Binanın gözlem güvertesinden bahsediyordu. Henüz kimse oraya çıkmamıştı. Ancak Jeong In-Chang nedenini anlayamıyordu ama o meşum duygu hâlâ kaybolmamıştı.

“Millet uyanık olsun.”

Manasını sonuna kadar serbest bıraktığında bırakın insanı, bir farenin varlığını bile hissedemiyordu ama bir şey onu rahatsız ediyordu. Neredeyse sezgi gibiydi.

Ungnyeo, Fenrir ve Sangun sıradan insanlarla birlikte uzaklaşıyorlardı, bu yüzden onların endişelenecek bir şeyi yoktu. Grup yavaşça gözlemevine doğru yürüdü, donmuş asansörü geçip acil çıkıştan yavaşça yukarı çıktı.

Güm.

Jeong In-Chang öne doğru bir adım attı ve ağır silahların ve zırhların birbirine şıngırdayan sesi merdiven boşluğunda yankılandı. Gözlem güvertesinin kapısını açtıklarında meşum duygu doruğa ulaştı.

“…!”

Jeong In-Chang'ın yüzünde taş gibi bir ifade vardı.

“Ungnyeo, binada kimsenin kalmadığından emin misin?” diye sordu, uzaktaki Ungnyeo'ya mana yoluyla bir mesaj göndererek.

Sonra karşılık olarak Ungnyeo'nun sesi gün gibi netleşti.

-Evet. Binada artık sıradan insan kalmadı.

Ancak o zaman Jeong In-Chang elinde büyük kılıcıyla yüksek sesle bağırdı.

“GRAM!”

Tam karşılarında, orada duruyordu.

“Sen Siegfried olmalısın.”

***

Bunca zamandır sessiz kalan Athena telaşlı bir sesle mırıldandı: “H-hayır, bu çok saçma.”

Lee Jun-Kyeong ve grubu olduğu yerde donmuştu. Ancak Lee Jun-Kyeong'un mutlu bir şekilde bağırmasıyla bu sadece bir an sürdü.

“Hyung!!”

Karşılarında şık yüzlü ve parlak, kel kafalı bir figür duruyordu. Daha önce Seul'e giden Heimdall'dı.

“Seong-Gu Hyung!!” Lee Jun-Kyeong tekrar bağırdı. “Ne oldu? Sen Seul'e gittikten sonra artık seninle iletişime geçemedik!''

Perdeyi açmış ve bilgi toplamak için Seul'e giden Heimdall'ı göndermişti. Kısa bir süre sonra onunla iletişimleri kesildi. Ama şimdi karşılarında duruyordu.
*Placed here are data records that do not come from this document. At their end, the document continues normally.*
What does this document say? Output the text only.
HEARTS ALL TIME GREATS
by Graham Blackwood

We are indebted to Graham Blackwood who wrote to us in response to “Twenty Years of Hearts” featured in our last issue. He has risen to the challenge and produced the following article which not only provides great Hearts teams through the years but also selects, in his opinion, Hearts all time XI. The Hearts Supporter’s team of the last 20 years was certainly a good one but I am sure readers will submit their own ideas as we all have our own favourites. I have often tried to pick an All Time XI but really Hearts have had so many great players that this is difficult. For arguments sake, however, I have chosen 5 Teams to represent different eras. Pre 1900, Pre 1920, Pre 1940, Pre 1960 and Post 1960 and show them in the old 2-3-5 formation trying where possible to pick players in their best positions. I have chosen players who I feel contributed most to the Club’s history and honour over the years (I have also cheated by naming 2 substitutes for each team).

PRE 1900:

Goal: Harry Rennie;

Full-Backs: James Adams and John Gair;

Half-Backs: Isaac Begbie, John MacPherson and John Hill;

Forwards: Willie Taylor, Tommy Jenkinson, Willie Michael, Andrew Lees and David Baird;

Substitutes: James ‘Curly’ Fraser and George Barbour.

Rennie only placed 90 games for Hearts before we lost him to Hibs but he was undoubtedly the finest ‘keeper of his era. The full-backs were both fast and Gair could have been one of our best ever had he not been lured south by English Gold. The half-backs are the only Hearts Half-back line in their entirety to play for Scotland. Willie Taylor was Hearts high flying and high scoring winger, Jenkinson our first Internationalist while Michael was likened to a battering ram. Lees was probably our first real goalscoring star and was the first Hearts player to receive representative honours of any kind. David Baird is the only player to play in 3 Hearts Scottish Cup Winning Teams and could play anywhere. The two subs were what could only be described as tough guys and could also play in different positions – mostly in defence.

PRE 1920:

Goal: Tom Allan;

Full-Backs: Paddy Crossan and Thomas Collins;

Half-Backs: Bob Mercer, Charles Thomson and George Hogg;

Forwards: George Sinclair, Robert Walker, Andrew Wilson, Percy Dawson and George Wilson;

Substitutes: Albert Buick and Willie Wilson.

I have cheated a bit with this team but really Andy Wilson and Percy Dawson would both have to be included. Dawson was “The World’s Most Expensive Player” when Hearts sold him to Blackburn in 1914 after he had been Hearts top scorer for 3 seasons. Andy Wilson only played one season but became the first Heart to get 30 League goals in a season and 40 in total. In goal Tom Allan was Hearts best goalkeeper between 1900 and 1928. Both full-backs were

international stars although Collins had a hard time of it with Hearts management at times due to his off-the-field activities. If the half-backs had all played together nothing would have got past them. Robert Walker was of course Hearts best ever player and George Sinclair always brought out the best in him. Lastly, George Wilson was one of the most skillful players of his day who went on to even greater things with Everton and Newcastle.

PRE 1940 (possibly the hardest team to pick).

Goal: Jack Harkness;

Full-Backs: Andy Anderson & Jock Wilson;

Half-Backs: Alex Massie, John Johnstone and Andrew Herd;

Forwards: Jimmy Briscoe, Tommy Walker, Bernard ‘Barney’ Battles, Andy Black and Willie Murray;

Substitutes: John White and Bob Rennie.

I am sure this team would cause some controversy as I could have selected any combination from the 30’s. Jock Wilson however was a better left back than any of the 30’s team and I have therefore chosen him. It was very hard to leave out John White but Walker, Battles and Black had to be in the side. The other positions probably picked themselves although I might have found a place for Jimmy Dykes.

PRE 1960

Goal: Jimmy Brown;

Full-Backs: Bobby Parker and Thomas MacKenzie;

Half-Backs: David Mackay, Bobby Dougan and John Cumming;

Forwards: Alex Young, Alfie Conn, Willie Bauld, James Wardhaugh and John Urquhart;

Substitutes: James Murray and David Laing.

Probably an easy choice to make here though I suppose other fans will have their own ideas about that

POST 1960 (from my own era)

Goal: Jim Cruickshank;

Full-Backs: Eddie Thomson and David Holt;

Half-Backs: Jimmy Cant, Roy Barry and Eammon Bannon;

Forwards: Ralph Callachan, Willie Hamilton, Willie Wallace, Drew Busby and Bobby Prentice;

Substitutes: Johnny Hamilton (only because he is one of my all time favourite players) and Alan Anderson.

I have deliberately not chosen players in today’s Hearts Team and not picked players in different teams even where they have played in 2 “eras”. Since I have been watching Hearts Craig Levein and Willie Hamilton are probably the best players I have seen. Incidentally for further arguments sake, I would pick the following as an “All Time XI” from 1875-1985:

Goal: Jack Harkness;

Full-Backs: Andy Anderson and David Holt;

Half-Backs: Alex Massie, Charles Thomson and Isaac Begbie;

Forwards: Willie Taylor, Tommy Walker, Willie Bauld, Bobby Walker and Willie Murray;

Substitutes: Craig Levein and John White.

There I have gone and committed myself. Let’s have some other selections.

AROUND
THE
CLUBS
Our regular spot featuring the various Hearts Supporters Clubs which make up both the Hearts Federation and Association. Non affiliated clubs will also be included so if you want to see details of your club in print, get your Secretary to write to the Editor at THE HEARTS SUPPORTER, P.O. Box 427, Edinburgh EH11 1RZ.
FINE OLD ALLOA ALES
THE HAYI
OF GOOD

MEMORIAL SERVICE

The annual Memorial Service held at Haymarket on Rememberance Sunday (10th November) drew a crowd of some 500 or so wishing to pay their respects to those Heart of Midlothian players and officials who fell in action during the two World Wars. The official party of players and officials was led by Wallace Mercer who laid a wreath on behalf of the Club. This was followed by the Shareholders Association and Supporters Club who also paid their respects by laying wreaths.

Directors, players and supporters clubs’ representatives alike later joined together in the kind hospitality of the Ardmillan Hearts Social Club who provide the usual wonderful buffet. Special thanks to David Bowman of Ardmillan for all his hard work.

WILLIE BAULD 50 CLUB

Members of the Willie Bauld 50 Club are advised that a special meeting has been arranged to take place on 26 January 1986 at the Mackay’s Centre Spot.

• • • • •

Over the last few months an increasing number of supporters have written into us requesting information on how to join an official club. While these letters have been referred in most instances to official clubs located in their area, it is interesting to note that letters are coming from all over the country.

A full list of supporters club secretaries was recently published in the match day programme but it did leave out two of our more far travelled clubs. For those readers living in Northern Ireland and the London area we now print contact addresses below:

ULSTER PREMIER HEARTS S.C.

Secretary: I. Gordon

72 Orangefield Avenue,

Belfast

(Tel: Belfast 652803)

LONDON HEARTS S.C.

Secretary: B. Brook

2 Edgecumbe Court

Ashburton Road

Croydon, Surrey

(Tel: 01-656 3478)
Lee Jun-Kyeong titrek adımlarla yavaşça ona yaklaştı.

Figüre doğru yürürken “Sıradan insanların çoğu kurtarıldı” dedi. “Çok şey oldu.”
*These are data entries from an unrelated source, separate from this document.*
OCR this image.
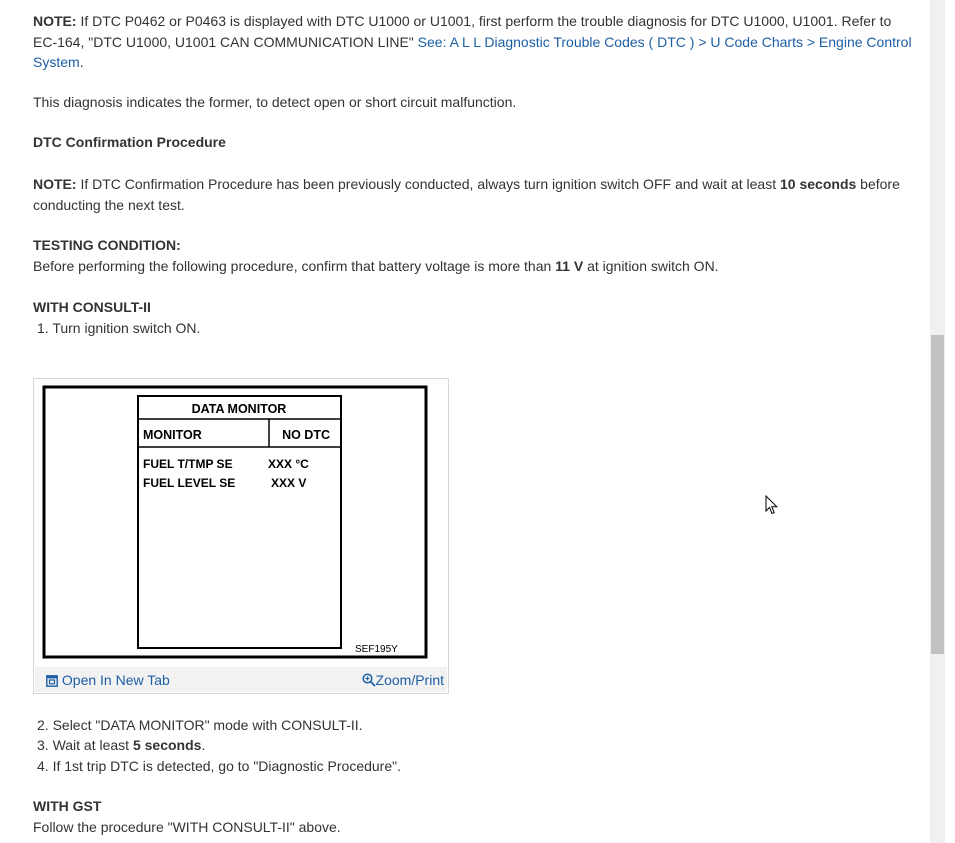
NOTE: If DTC P0462 or P0463 is displayed with DTC U1000 or U1001, first perform the trouble diagnosis for DTC U1000, U1001. Refer to EC-164, "DTC U1000, U1001 CAN COMMUNICATION LINE" See: A L L Diagnostic Trouble Codes ( DTC ) > U Code Charts > Engine Control System.

This diagnosis indicates the former, to detect open or short circuit malfunction.

DTC Confirmation Procedure

NOTE: If DTC Confirmation Procedure has been previously conducted, always turn ignition switch OFF and wait at least 10 seconds before conducting the next test.

TESTING CONDITION:

Before performing the following procedure, confirm that battery voltage is more than 11 V at ignition switch ON.

WITH CONSULT-II

1. Turn ignition switch ON.

DATA MONITOR
MONITOR	NO DTC
FUEL T/TMP SE	XXX °C
FUEL LEVEL SE	XXX V
SEF195Y
Open In New Tab	Zoom/Print

2. Select "DATA MONITOR" mode with CONSULT-II.

3. Wait at least 5 seconds.

4. If 1st trip DTC is detected, go to "Diagnostic Procedure".

WITH GST

Follow the procedure "WITH CONSULT-II" above.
Heimdall uzaktayken Lee Jun-Kyeong Andlangr'a gitmişti.

“Sponsorlar hakkında da birçok bilgi edindim.

Saeynkaed'i bulmuştu ve ondan pek çok hikaye duymuştu.
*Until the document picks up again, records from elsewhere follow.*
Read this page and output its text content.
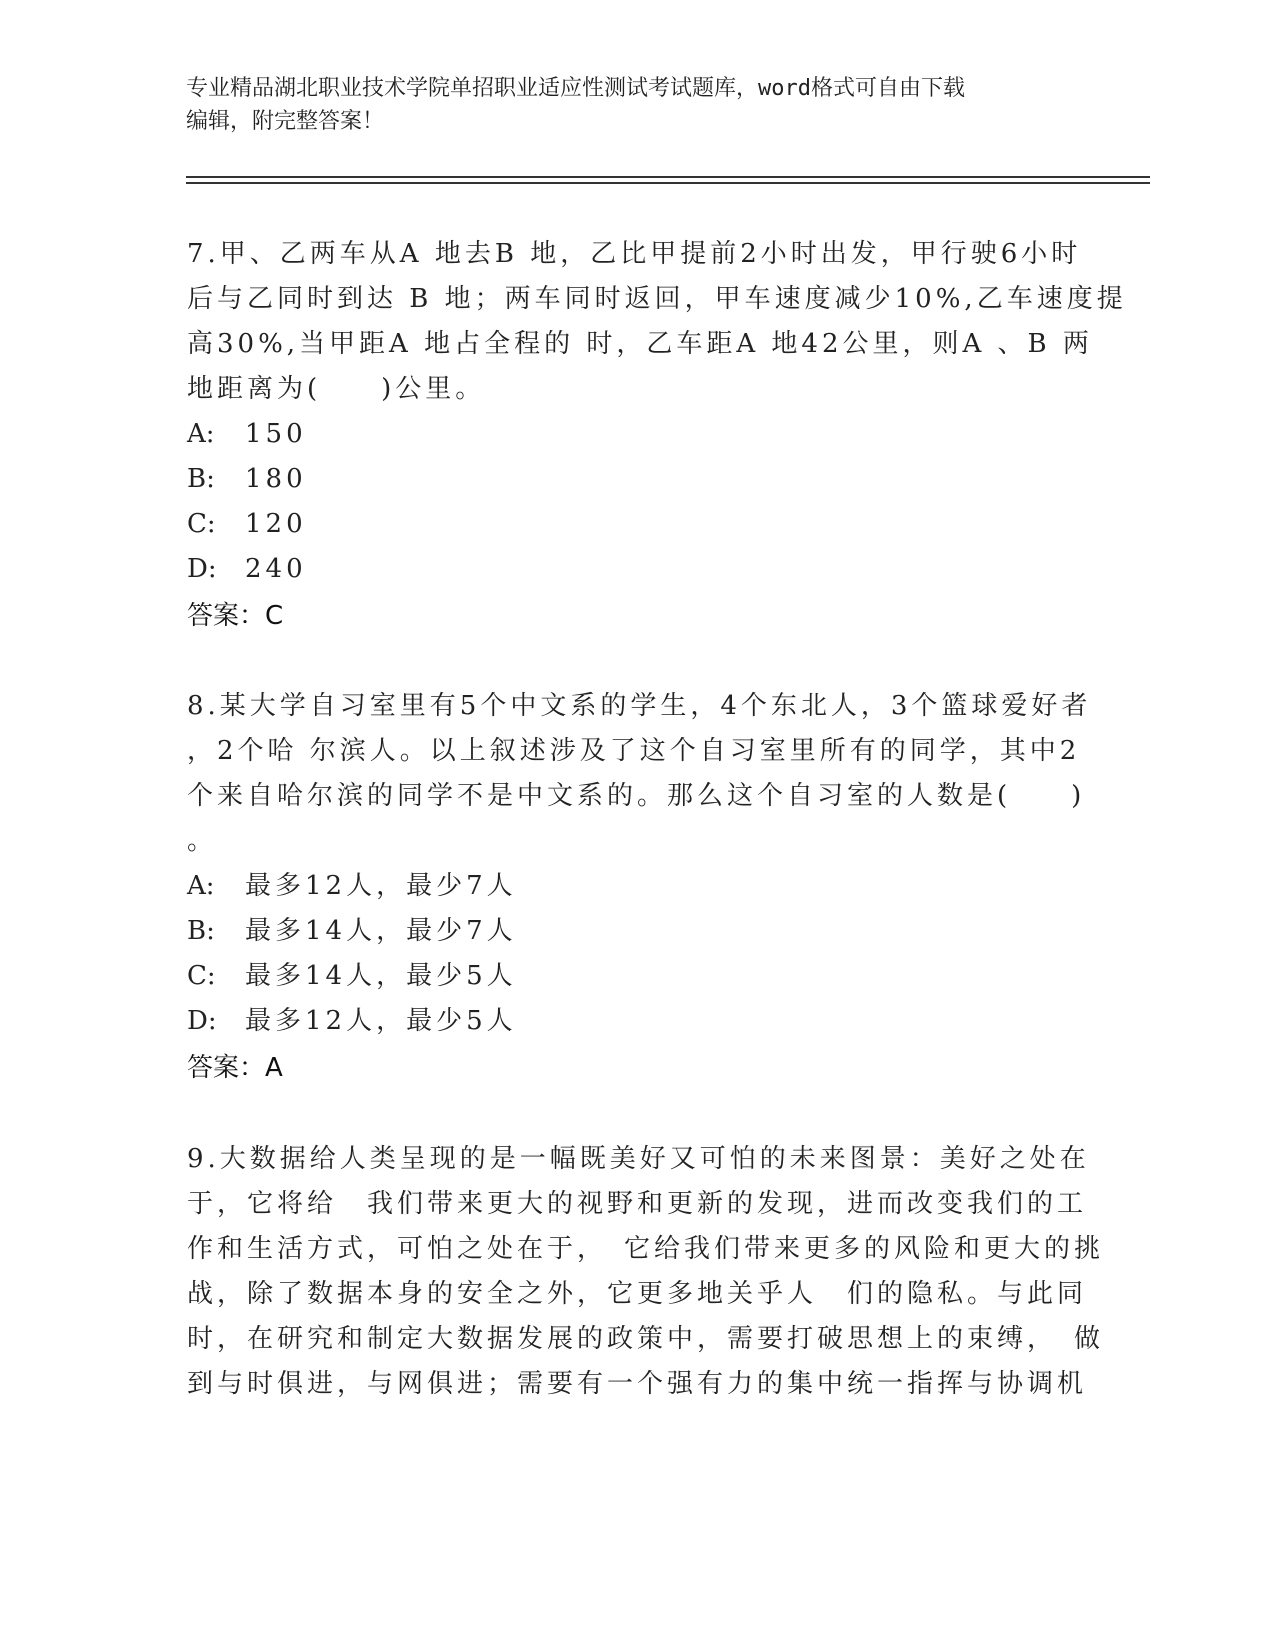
专业精品湖北职业技术学院单招职业适应性测试考试题库，word格式可自由下载
编辑，附完整答案！
7.甲、乙两车从A 地去B 地，乙比甲提前2小时出发，甲行驶6小时
后与乙同时到达 B 地；两车同时返回，甲车速度减少10%,乙车速度提
高30%,当甲距A 地占全程的 时，乙车距A 地42公里，则A 、B 两
地距离为(　　)公里。
A: 150
B: 180
C: 120
D: 240
答案：C
8.某大学自习室里有5个中文系的学生，4个东北人，3个篮球爱好者
，2个哈 尔滨人。以上叙述涉及了这个自习室里所有的同学，其中2
个来自哈尔滨的同学不是中文系的。那么这个自习室的人数是(　　)
。
A: 最多12人，最少7人
B: 最多14人，最少7人
C: 最多14人，最少5人
D: 最多12人，最少5人
答案：A
9.大数据给人类呈现的是一幅既美好又可怕的未来图景：美好之处在
于，它将给　我们带来更大的视野和更新的发现，进而改变我们的工
作和生活方式，可怕之处在于，　它给我们带来更多的风险和更大的挑
战，除了数据本身的安全之外，它更多地关乎人　们的隐私。与此同
时，在研究和制定大数据发展的政策中，需要打破思想上的束缚，　做
到与时俱进，与网俱进；需要有一个强有力的集中统一指挥与协调机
Konuşacakları o kadar çok şey vardı ki.

“Ne oldu sana Hyung? Peki Odin…? Peki Şeytan Kral nerede?” Lee Jun-Kyeong parlak bir gülümsemeyle söyledi.

Heimdall'ın onlara ulaşmasının ne kadar uzun sürdüğü göz önüne alındığında herhangi bir bilgi almamış olmasının imkânı yoktu.

“Odin...”

Heimdall nihayet ağzını açtığında Lee Jun-Kyeong tam önünde duruyordu. O kadar yakın bir mesafeydi ki, ikisinden biri kolunu uzatsa rakibinin boynunu tutabilecekti.

“Yeouido'da.”

Heimdall'ın ağzından gelen cevap karşısında partinin yüzleri sertleşti, ancak Lee Jun-Kyeong hala küçük bir gülümsemeyi korudu ve sessizce cevap verdi, “Fenrir orada. Ne kadar rahatladım. Onun Şeytan Kral olacağından endişeliydik.”

Bu sefer Heimdall cevap vermedi. İki adam sessizce duruyordu. Partinin diğer üyelerinden hiçbiri sinirlerini gevşetemedi.

“…”

Sonra Lee Jun-Kyeong seslendi, “Hyung, öyle değil mi?”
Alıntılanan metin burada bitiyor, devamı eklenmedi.